All such rationalization is moot anyway -- the bureaucrats who plague our profession have proven more than willing to suspend any medic or EMT who fails to do this procedure despite the indications, or lack thereof, and lots of tort lawyers (those are the guys with the bad hair, billboard ads and late night TV commercials) have paid for their summer houses on the Cape under the auspices of that old rule that says certain kinds of back pain are hard to disprove.

Now imagine that that procedure turns out to be not only useless for most patients, but potentially fatal to the 10 critical patients for whom such exacting adherence to the rules exists in the first place.

That's exactly the situation we face today, with our blind application of cervical collars and longboards to everyone who in any way suffers the effects of misguided kinetic energy, no matter how trivial or brief.

So it was with a mix of fascination (because it was fascinating) and frustration (because I doubt things will change) that I read an article this week challenging one of the most basic precepts of EMS.

The latest issue of the Journal of Special Operations Medicine includes an article by Dr. Peter Ben-Galim, of the Spine Research Laboratory at Baylor College of Medicine, where he is also an assistant professor of medicine.

In it, Dr. Ben-Galim comes to two interesting conclusions:

1 -- there is no evidence that a c-collar "can truly prevent abnormal motion of a severely injured spine in a trauma patient," and,

2 -- after experiments with fresh cadavers and examining other physical evidence, Dr. Ben-Galim found that for patients with unstable spine injuries, "the collars may be doing more harm than good," including all sorts of devastating sequelae, including death

In other words, there's no proof that what is perhaps the single-most common procedure in EMS (ie, aggressive c-spine immobilization as currently practiced) does even an iota of good, while there are some pretty significant indicators that it could be fatal to the statistically tiny fraction of patients for whom the whole megilla was concocted in the first place.

Like I said, it would be ironic if it weren't tragic.

Dr. Ben-Galim's conclusions were based on research he and his colleagues in Houston conducted on fresh human cadavers, on whom various c-spine immobilization devices were applied after a process in which the cadavers were frozen, then re-warmed to room temperature (there being a strong correlation between spinal movement in uninjured, asymptomatic living humans and room-temperature cadavers).

The research team surgically severed the ligaments holding high cervical vertebrae in place (C1 and C2), and fractured the odontoid, a small bone that extends from the beginning of the axis to the opening of the atlas, alongside the spinal cord.

Typically, these conditions result in instantaneous death, though Dr.
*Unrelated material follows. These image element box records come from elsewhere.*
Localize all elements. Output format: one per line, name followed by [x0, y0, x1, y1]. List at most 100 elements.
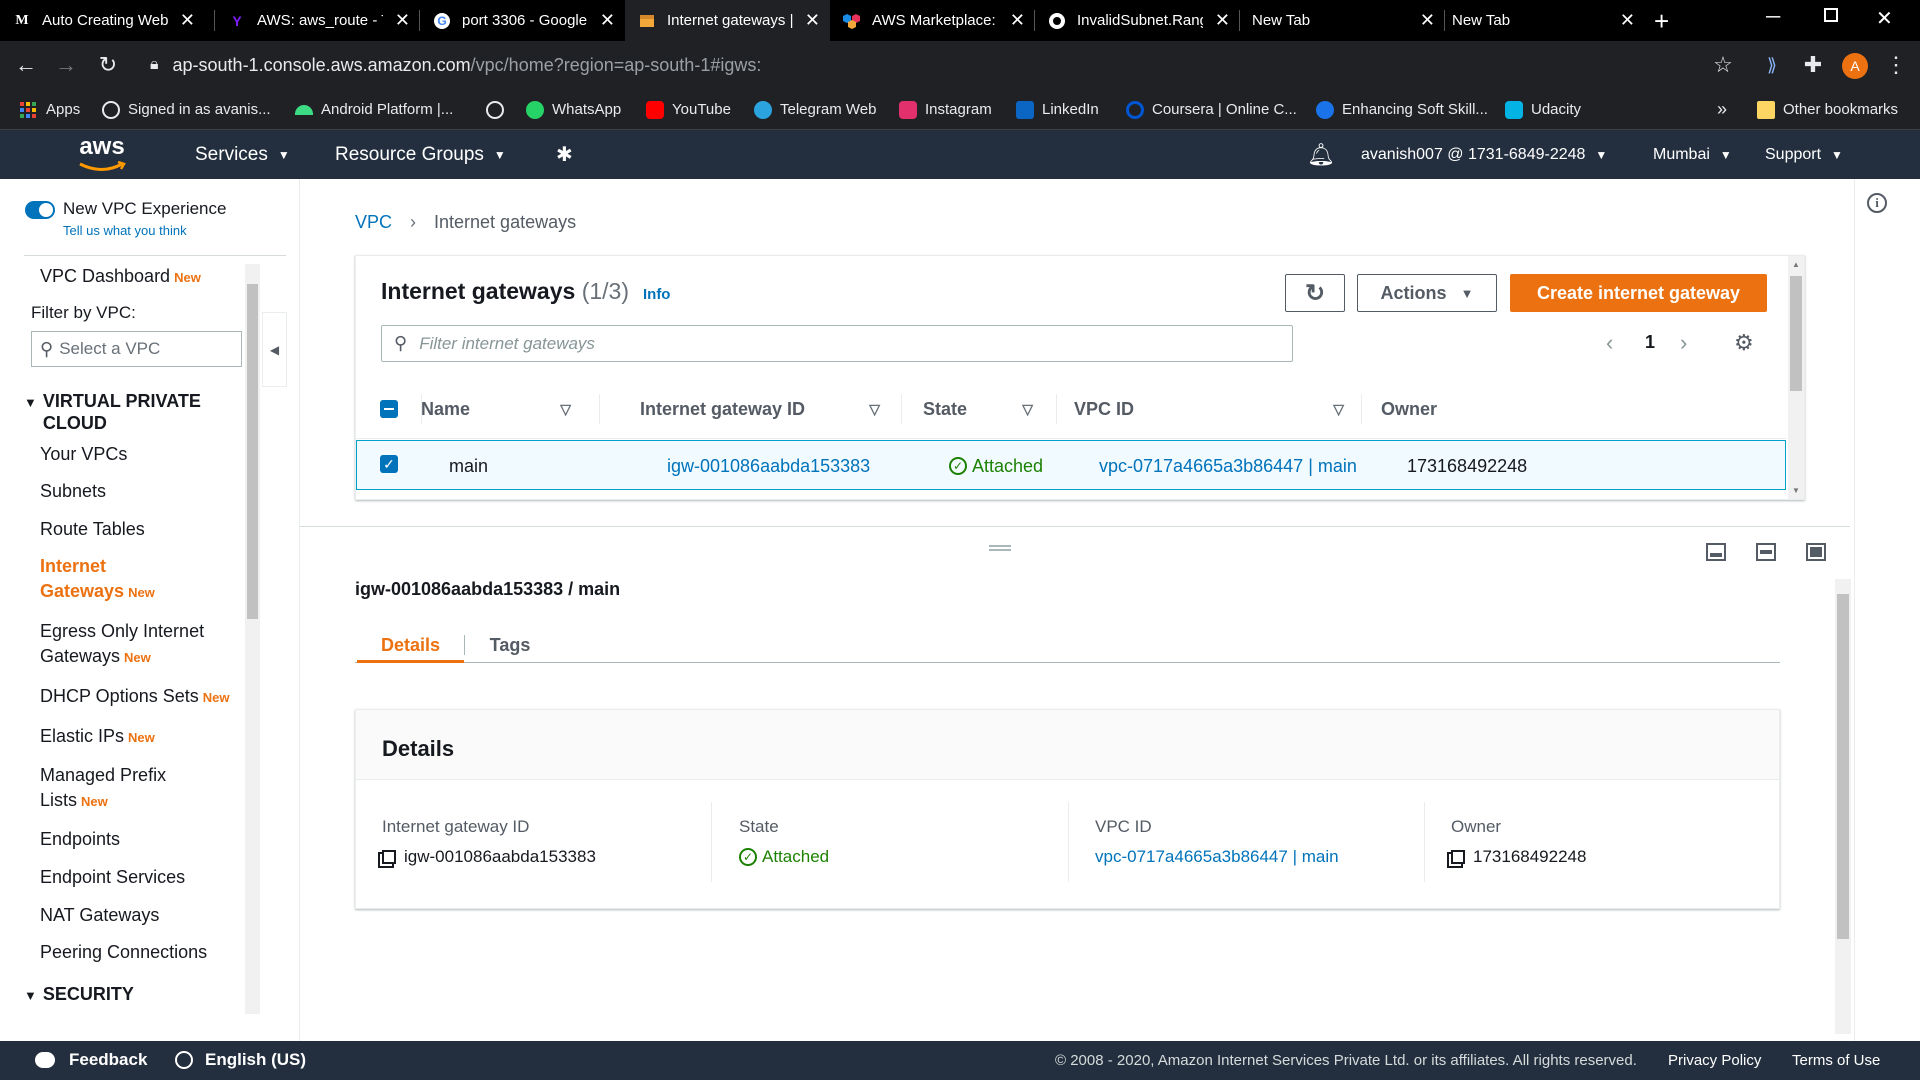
browser-tab[interactable]: G port 3306 - Google ✕: [420, 0, 625, 41]
sidebar-item-subnets[interactable]: Subnets: [40, 479, 106, 504]
create-internet-gateway-button[interactable]: Create internet gateway: [1510, 274, 1767, 312]
refresh-button[interactable]: ↻: [1285, 274, 1345, 312]
sidebar-item-nat-gateways[interactable]: NAT Gateways: [40, 903, 159, 928]
collapse-sidebar-icon[interactable]: ◀: [262, 312, 287, 387]
info-link[interactable]: Info: [643, 286, 671, 303]
table-scrollbar[interactable]: ▲ ▼: [1788, 256, 1804, 499]
column-header-name[interactable]: Name ▽: [421, 379, 571, 439]
other-bookmarks[interactable]: Other bookmarks: [1757, 89, 1898, 130]
feedback-button[interactable]: Feedback: [35, 1050, 147, 1070]
sidebar-item-internet-gateways[interactable]: Internet Gateways New: [40, 554, 155, 605]
browser-tab[interactable]: New Tab ✕: [1240, 0, 1445, 41]
pin-icon[interactable]: ✱: [556, 130, 573, 179]
vpc-id-link[interactable]: vpc-0717a4665a3b86447 | main: [1095, 847, 1339, 867]
bookmark-item[interactable]: Udacity: [1505, 89, 1581, 130]
minimize-icon[interactable]: ─: [1766, 6, 1780, 29]
split-divider[interactable]: [300, 526, 1850, 527]
browser-tab[interactable]: AWS Marketplace: ✕: [830, 0, 1035, 41]
sidebar-item-egress-only-gateways[interactable]: Egress Only Internet Gateways New: [40, 619, 204, 670]
bookmarks-overflow[interactable]: »: [1717, 89, 1727, 130]
sidebar-item-managed-prefix-lists[interactable]: Managed Prefix Lists New: [40, 763, 166, 814]
bookmark-item[interactable]: Android Platform |...: [295, 89, 453, 130]
language-selector[interactable]: English (US): [175, 1050, 306, 1070]
cell-vpc-id-link[interactable]: vpc-0717a4665a3b86447 | main: [1099, 441, 1357, 491]
select-all-checkbox[interactable]: [380, 400, 398, 418]
actions-button[interactable]: Actions ▼: [1357, 274, 1497, 312]
bookmark-item[interactable]: Signed in as avanis...: [102, 89, 271, 130]
sidebar-item-your-vpcs[interactable]: Your VPCs: [40, 442, 127, 467]
bookmark-item[interactable]: YouTube: [646, 89, 731, 130]
row-checkbox[interactable]: ✓: [380, 455, 398, 473]
account-menu[interactable]: avanish007 @ 1731-6849-2248 ▼: [1361, 130, 1607, 179]
maximize-icon[interactable]: [1824, 8, 1838, 22]
column-header-gateway-id[interactable]: Internet gateway ID ▽: [640, 379, 880, 439]
region-menu[interactable]: Mumbai ▼: [1653, 130, 1732, 179]
column-header-vpc-id[interactable]: VPC ID ▽: [1074, 379, 1344, 439]
new-experience-toggle[interactable]: [25, 201, 55, 219]
new-tab-icon[interactable]: +: [1654, 6, 1669, 37]
terms-of-use-link[interactable]: Terms of Use: [1792, 1052, 1880, 1069]
extensions-puzzle-icon[interactable]: ✚: [1797, 49, 1829, 81]
sidebar-scrollbar[interactable]: [245, 264, 260, 1014]
close-icon[interactable]: ✕: [1620, 10, 1635, 31]
forward-icon[interactable]: →: [50, 49, 82, 81]
aws-logo[interactable]: aws: [76, 134, 128, 174]
support-menu[interactable]: Support ▼: [1765, 130, 1843, 179]
resource-groups-menu[interactable]: Resource Groups ▼: [335, 130, 506, 179]
sidebar-item-endpoints[interactable]: Endpoints: [40, 827, 120, 852]
sidebar-item-endpoint-services[interactable]: Endpoint Services: [40, 865, 185, 890]
layout-full-icon[interactable]: [1806, 543, 1826, 561]
tab-tags[interactable]: Tags: [465, 627, 555, 663]
section-security[interactable]: ▼ SECURITY: [24, 983, 134, 1007]
profile-avatar[interactable]: A: [1842, 53, 1868, 79]
breadcrumb-vpc[interactable]: VPC: [355, 212, 392, 233]
column-header-state[interactable]: State ▽: [923, 379, 1033, 439]
next-page-icon[interactable]: ›: [1680, 330, 1687, 356]
detail-scrollbar[interactable]: [1835, 579, 1851, 1034]
layout-bottom-icon[interactable]: [1706, 543, 1726, 561]
bookmark-item[interactable]: WhatsApp: [526, 89, 621, 130]
close-icon[interactable]: ✕: [1215, 10, 1230, 31]
star-icon[interactable]: ☆: [1707, 49, 1739, 81]
close-icon[interactable]: ✕: [600, 10, 615, 31]
close-icon[interactable]: ✕: [395, 10, 410, 31]
section-virtual-private-cloud[interactable]: ▼ VIRTUAL PRIVATE CLOUD: [24, 390, 233, 434]
info-icon[interactable]: i: [1867, 193, 1887, 213]
sidebar-item-route-tables[interactable]: Route Tables: [40, 517, 145, 542]
services-menu[interactable]: Services ▼: [195, 130, 290, 179]
privacy-policy-link[interactable]: Privacy Policy: [1668, 1052, 1761, 1069]
browser-tab-active[interactable]: Internet gateways | ✕: [625, 0, 830, 41]
vpc-filter-select[interactable]: ⚲ Select a VPC: [31, 331, 242, 367]
bookmark-item[interactable]: Enhancing Soft Skill...: [1316, 89, 1488, 130]
extension-icon[interactable]: ⟫: [1756, 49, 1788, 81]
window-close-icon[interactable]: ✕: [1876, 6, 1893, 31]
close-icon[interactable]: ✕: [805, 10, 820, 31]
close-icon[interactable]: ✕: [180, 10, 195, 31]
bell-icon[interactable]: 🔔︎: [1307, 130, 1335, 179]
drag-handle-icon[interactable]: [989, 545, 1011, 551]
bookmark-apps[interactable]: Apps: [20, 89, 80, 130]
bookmark-item[interactable]: LinkedIn: [1016, 89, 1099, 130]
browser-tab[interactable]: InvalidSubnet.Rang ✕: [1035, 0, 1240, 41]
table-row[interactable]: ✓ main igw-001086aabda153383 ✓ Attached v…: [356, 440, 1786, 490]
sidebar-item-dhcp-options[interactable]: DHCP Options Sets New: [40, 684, 229, 710]
copy-icon[interactable]: [382, 850, 396, 864]
filter-gateways-input[interactable]: ⚲ Filter internet gateways: [381, 325, 1293, 362]
settings-gear-icon[interactable]: ⚙: [1734, 330, 1754, 356]
browser-tab[interactable]: M Auto Creating Web ✕: [0, 0, 205, 41]
close-icon[interactable]: ✕: [1420, 10, 1435, 31]
browser-tab[interactable]: New Tab ✕: [1440, 0, 1645, 41]
copy-icon[interactable]: [1451, 850, 1465, 864]
feedback-link[interactable]: Tell us what you think: [63, 223, 187, 238]
bookmark-item[interactable]: Telegram Web: [754, 89, 876, 130]
sidebar-item-elastic-ips[interactable]: Elastic IPs New: [40, 724, 155, 750]
cell-gateway-id-link[interactable]: igw-001086aabda153383: [667, 441, 870, 491]
bookmark-item[interactable]: Instagram: [899, 89, 992, 130]
address-bar[interactable]: 🔒︎ ap-south-1.console.aws.amazon.com/vpc…: [138, 46, 1778, 84]
sidebar-item-dashboard[interactable]: VPC Dashboard New: [40, 264, 201, 290]
reload-icon[interactable]: ↻: [92, 49, 124, 81]
prev-page-icon[interactable]: ‹: [1606, 330, 1613, 356]
back-icon[interactable]: ←: [10, 49, 42, 81]
bookmark-item[interactable]: [486, 89, 512, 130]
bookmark-item[interactable]: Coursera | Online C...: [1126, 89, 1297, 130]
Ben-Galim notes that there are almost two dozen instances in the literature of patients surviving this condition (aka internal decapitation).
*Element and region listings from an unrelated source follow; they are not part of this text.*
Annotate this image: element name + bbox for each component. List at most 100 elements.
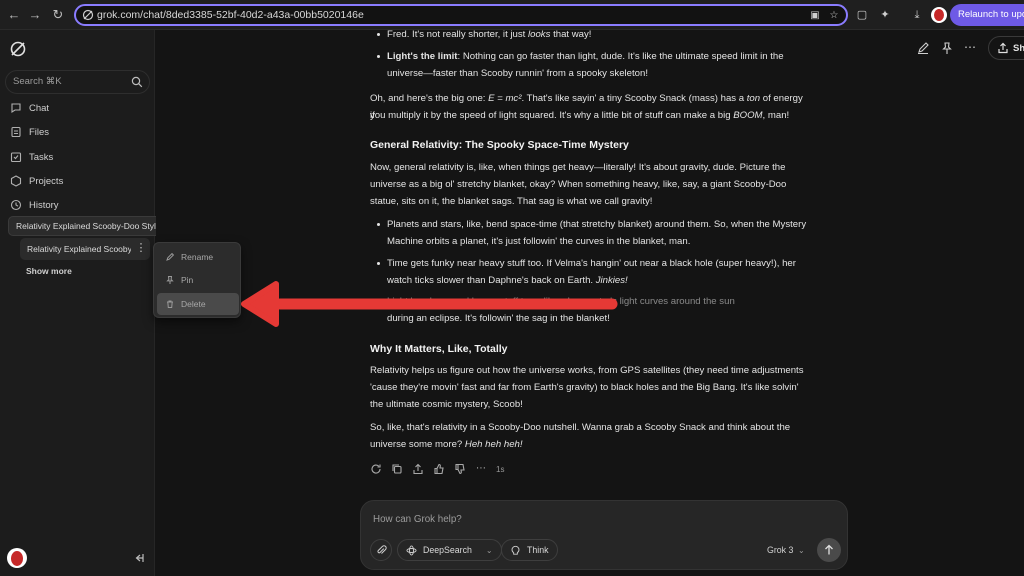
paragraph: Now, general relativity is, like, when t… (370, 162, 786, 173)
deepsearch-label: DeepSearch (423, 545, 472, 555)
files-icon (11, 126, 21, 138)
paragraph: So, like, that's relativity in a Scooby-… (370, 422, 791, 433)
sidebar: Search ⌘K Chat Files Tasks Projects Hist… (0, 30, 169, 576)
share-label: Share (1013, 43, 1024, 54)
more-actions-icon[interactable]: ⋯ (475, 463, 487, 475)
paperclip-icon (377, 545, 387, 554)
tasks-icon (10, 152, 22, 163)
chat-icon (11, 103, 21, 114)
deepsearch-button[interactable]: DeepSearch ⌄ (397, 539, 502, 561)
list-item-continuation: Machine orbits a planet, it's just follo… (387, 236, 691, 247)
forward-icon[interactable]: → (27, 7, 43, 23)
user-avatar[interactable] (7, 548, 27, 568)
sidebar-item-history[interactable]: History (10, 196, 59, 214)
paragraph: universe as a big ol' stretchy blanket, … (370, 179, 787, 190)
reload-icon[interactable]: ↻ (50, 7, 66, 23)
extensions-puzzle-icon[interactable]: ✦ (878, 8, 892, 22)
list-item-continuation: watch ticks slower than Daphne's back on… (387, 275, 628, 286)
collapse-sidebar-icon[interactable] (132, 551, 146, 565)
pin-icon[interactable] (940, 41, 954, 55)
extension-icon[interactable]: ▢ (855, 8, 869, 22)
history-context-menu: Rename Pin Delete (153, 242, 241, 318)
paragraph: universe some more? Heh heh heh! (370, 439, 523, 450)
thumbs-up-icon[interactable] (433, 463, 445, 475)
pin-icon (166, 276, 174, 284)
list-item-continuation: universe—faster than Scooby runnin' from… (387, 68, 648, 79)
lightbulb-icon (511, 545, 520, 555)
history-tooltip: Relativity Explained Scooby-Doo Style (8, 216, 169, 236)
address-bar[interactable]: grok.com/chat/8ded3385-52bf-40d2-a43a-00… (74, 4, 848, 26)
menu-item-label: Pin (181, 275, 194, 285)
profile-avatar[interactable] (931, 7, 947, 23)
search-icon (131, 76, 143, 88)
sidebar-item-chat[interactable]: Chat (10, 99, 49, 117)
chevron-down-icon[interactable]: ⌄ (798, 546, 805, 555)
list-item: Planets and stars, like, bend space-time… (377, 216, 810, 233)
grok-logo-icon[interactable] (9, 40, 27, 58)
response-time: 1s (496, 464, 505, 474)
projects-icon (10, 175, 22, 187)
menu-item-pin[interactable]: Pin (157, 269, 239, 291)
history-icon (10, 199, 22, 211)
attach-button[interactable] (370, 539, 392, 561)
search-placeholder: Search ⌘K (13, 76, 62, 87)
regenerate-icon[interactable] (370, 463, 382, 475)
model-selector[interactable]: Grok 3 (767, 545, 793, 555)
main-content: ⋯ Share Fred. It's not really shorter, i… (156, 29, 1024, 576)
chevron-down-icon[interactable]: ⌄ (486, 546, 493, 555)
share-icon (998, 42, 1008, 54)
paragraph: you multiply it by the speed of light sq… (370, 110, 790, 121)
bookmark-star-icon[interactable]: ☆ (828, 10, 840, 22)
more-icon[interactable]: ⋯ (964, 41, 978, 55)
list-item: Fred. It's not really shorter, it just l… (377, 26, 810, 43)
think-label: Think (527, 545, 549, 555)
thumbs-down-icon[interactable] (454, 463, 466, 475)
share-response-icon[interactable] (412, 463, 424, 475)
list-item: Light's the limit: Nothing can go faster… (377, 48, 810, 65)
edit-icon[interactable] (916, 41, 930, 55)
relaunch-button[interactable]: Relaunch to upda (950, 4, 1024, 26)
paragraph: statue, sits on it, the blanket sags. Th… (370, 196, 653, 207)
menu-item-delete[interactable]: Delete (157, 293, 239, 315)
history-item-label: Relativity Explained Scooby-Doo Style (27, 244, 131, 254)
deepsearch-icon (406, 544, 417, 556)
message-actions: ⋯ 1s (370, 462, 504, 476)
menu-item-label: Rename (181, 252, 214, 262)
paragraph: 'cause they're movin' fast and far from … (370, 382, 799, 393)
think-button[interactable]: Think (501, 539, 558, 561)
copy-icon[interactable] (391, 463, 403, 475)
url-text: grok.com/chat/8ded3385-52bf-40d2-a43a-00… (97, 9, 364, 21)
sidebar-item-label: Files (29, 126, 50, 138)
more-options-icon[interactable]: ⋮ (135, 242, 147, 256)
sidebar-item-label: Projects (29, 175, 64, 187)
trash-icon (167, 300, 173, 308)
section-heading: General Relativity: The Spooky Space-Tim… (370, 139, 629, 151)
list-item: Time gets funky near heavy stuff too. If… (377, 255, 810, 272)
sidebar-item-label: Chat (29, 102, 50, 114)
sidebar-item-tasks[interactable]: Tasks (10, 148, 53, 166)
download-icon[interactable]: ⤓ (910, 8, 924, 22)
cast-icon[interactable]: ▣ (809, 10, 821, 22)
list-item-continuation: during an eclipse. It's followin' the sa… (387, 313, 610, 324)
sidebar-item-label: Tasks (29, 151, 54, 163)
search-input[interactable]: Search ⌘K (5, 70, 150, 94)
history-item[interactable]: Relativity Explained Scooby-Doo Style ⋮ (20, 238, 150, 260)
menu-item-rename[interactable]: Rename (157, 246, 239, 268)
show-more-link[interactable]: Show more (26, 266, 72, 276)
send-button[interactable] (817, 538, 841, 562)
section-heading: Why It Matters, Like, Totally (370, 343, 508, 355)
back-icon[interactable]: ← (6, 7, 22, 23)
paragraph: Relativity helps us figure out how the u… (370, 365, 804, 376)
paragraph: the ultimate cosmic mystery, Scoob! (370, 399, 523, 410)
sidebar-item-files[interactable]: Files (10, 123, 49, 141)
site-info-icon[interactable] (82, 9, 94, 21)
rename-pencil-icon (166, 252, 175, 261)
sidebar-item-projects[interactable]: Projects (10, 172, 63, 190)
share-button[interactable]: Share (988, 36, 1024, 60)
prompt-input[interactable]: How can Grok help? (373, 514, 462, 525)
menu-item-label: Delete (181, 299, 206, 309)
list-item: Light bends around heavy stuff too—like … (377, 293, 810, 310)
arrow-up-icon (825, 544, 833, 555)
chat-composer: How can Grok help? DeepSearch ⌄ Think Gr… (360, 500, 848, 570)
sidebar-item-label: History (29, 199, 59, 211)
The researchers then applied a properly-sized cervical collar and compared the resulting anatomical changes using flouroscopy and CT scans.

In EVERY SINGLE case, the "proper" application of cervical collars resulted in gross and potentially fatal separation between C1 and C2.
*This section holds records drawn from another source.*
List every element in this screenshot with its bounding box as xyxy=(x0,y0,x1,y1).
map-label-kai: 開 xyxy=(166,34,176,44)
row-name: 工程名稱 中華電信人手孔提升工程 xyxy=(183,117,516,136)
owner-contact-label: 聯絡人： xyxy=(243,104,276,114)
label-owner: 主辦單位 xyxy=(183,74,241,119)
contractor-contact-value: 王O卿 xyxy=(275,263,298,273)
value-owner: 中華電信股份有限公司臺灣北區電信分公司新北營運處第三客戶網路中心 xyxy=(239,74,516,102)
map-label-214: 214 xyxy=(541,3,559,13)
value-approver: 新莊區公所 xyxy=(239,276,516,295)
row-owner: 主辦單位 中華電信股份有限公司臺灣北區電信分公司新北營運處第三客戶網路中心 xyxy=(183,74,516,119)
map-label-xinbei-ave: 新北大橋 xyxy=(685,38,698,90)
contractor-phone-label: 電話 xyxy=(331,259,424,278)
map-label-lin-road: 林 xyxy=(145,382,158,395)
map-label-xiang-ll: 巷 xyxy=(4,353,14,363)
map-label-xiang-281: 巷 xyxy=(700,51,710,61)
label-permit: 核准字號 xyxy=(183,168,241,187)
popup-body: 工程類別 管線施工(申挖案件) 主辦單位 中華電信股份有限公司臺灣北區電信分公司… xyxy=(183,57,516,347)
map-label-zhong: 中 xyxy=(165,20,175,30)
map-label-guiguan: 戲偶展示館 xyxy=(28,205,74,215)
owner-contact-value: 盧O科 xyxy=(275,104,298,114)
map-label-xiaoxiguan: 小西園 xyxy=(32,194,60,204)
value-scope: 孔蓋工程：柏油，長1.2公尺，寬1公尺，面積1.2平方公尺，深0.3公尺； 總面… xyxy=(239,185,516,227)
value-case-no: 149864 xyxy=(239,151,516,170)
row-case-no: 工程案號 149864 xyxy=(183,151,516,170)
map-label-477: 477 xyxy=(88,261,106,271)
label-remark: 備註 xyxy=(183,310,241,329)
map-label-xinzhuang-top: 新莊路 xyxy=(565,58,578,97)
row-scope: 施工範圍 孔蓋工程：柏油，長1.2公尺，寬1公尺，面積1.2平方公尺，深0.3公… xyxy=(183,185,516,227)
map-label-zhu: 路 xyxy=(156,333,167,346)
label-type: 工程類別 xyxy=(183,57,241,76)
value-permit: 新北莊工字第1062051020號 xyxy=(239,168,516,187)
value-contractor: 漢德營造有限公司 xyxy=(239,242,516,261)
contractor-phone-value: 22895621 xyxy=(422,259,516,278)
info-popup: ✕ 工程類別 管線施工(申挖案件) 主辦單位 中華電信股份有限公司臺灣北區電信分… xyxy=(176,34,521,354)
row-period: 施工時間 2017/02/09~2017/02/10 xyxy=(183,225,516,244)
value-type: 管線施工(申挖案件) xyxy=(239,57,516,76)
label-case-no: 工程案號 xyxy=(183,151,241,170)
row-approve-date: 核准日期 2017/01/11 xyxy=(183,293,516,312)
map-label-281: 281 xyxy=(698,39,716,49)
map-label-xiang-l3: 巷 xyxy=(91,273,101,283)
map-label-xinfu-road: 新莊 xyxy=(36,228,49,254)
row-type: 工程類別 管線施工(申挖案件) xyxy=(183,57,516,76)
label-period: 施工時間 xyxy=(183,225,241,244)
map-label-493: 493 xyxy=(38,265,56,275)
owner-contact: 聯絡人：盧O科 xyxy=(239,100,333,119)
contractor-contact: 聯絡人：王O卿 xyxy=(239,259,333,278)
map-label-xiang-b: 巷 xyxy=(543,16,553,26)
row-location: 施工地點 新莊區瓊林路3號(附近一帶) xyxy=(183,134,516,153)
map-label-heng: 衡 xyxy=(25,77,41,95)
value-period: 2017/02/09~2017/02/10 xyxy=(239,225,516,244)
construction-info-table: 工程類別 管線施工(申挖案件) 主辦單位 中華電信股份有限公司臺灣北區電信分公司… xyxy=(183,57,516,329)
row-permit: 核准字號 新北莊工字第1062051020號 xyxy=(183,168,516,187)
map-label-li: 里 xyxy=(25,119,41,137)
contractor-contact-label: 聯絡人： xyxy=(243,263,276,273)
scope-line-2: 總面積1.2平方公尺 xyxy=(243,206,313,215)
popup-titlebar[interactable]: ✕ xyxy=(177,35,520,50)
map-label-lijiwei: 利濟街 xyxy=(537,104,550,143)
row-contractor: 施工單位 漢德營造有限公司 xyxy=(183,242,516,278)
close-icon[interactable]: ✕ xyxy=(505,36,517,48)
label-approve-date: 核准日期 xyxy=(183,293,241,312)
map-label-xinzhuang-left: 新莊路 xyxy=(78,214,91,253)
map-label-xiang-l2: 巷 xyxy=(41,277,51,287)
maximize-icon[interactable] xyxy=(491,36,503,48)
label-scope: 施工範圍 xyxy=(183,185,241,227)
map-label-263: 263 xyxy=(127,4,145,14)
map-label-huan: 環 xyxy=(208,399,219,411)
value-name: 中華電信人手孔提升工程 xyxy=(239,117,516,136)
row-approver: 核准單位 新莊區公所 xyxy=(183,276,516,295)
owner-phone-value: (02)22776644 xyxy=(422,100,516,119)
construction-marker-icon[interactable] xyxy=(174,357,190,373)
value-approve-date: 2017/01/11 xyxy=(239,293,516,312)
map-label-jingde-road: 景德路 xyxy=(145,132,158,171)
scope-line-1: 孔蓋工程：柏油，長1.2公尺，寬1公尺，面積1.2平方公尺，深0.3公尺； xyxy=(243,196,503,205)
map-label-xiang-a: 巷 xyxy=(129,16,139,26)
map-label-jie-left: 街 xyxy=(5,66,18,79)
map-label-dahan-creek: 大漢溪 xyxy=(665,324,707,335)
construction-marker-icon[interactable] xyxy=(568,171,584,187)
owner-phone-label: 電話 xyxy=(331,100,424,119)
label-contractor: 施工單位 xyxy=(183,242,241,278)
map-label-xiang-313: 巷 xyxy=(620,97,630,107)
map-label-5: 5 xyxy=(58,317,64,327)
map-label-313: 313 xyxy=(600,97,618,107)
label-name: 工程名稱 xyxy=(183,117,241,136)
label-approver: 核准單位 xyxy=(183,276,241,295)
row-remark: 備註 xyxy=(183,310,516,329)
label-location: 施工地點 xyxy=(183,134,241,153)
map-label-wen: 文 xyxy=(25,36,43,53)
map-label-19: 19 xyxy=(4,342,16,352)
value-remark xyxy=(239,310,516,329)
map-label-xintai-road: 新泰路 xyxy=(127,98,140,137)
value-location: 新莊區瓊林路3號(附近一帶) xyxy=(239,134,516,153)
"The current presentation of our data supports several previous studies in suggesting that extrication collar designs can effectively push the head away from the shoulders, resulting in grossly abnormal displacements between the occiput and the spine," Dr. Ben-Galim writes. "Although these collars are applied to millions of trauma victims each year with the intent of protecting against secondary injuries in the RARE CASE of a serious cervical spine injury, IT IS IN THESE VERY UNSTABLE SPINE INJURIES THAT THE COLLARS MAY DO MORE HARM THAN GOOD." (Emphasis mine)

Dr. Ben-Galim applauds the move away from in-line "traction" to "stabilization" in EMS over the recent years, and encourages research into new ways of c-spine immobilization.

"These observations," he concludes with great understatement, "raise the question for a need of an entirely new concept of EMS and pre-operative cervical spine and head stabilization."

Of course, in EMS you can raise the question, it all just depends on who's going to provide the answer.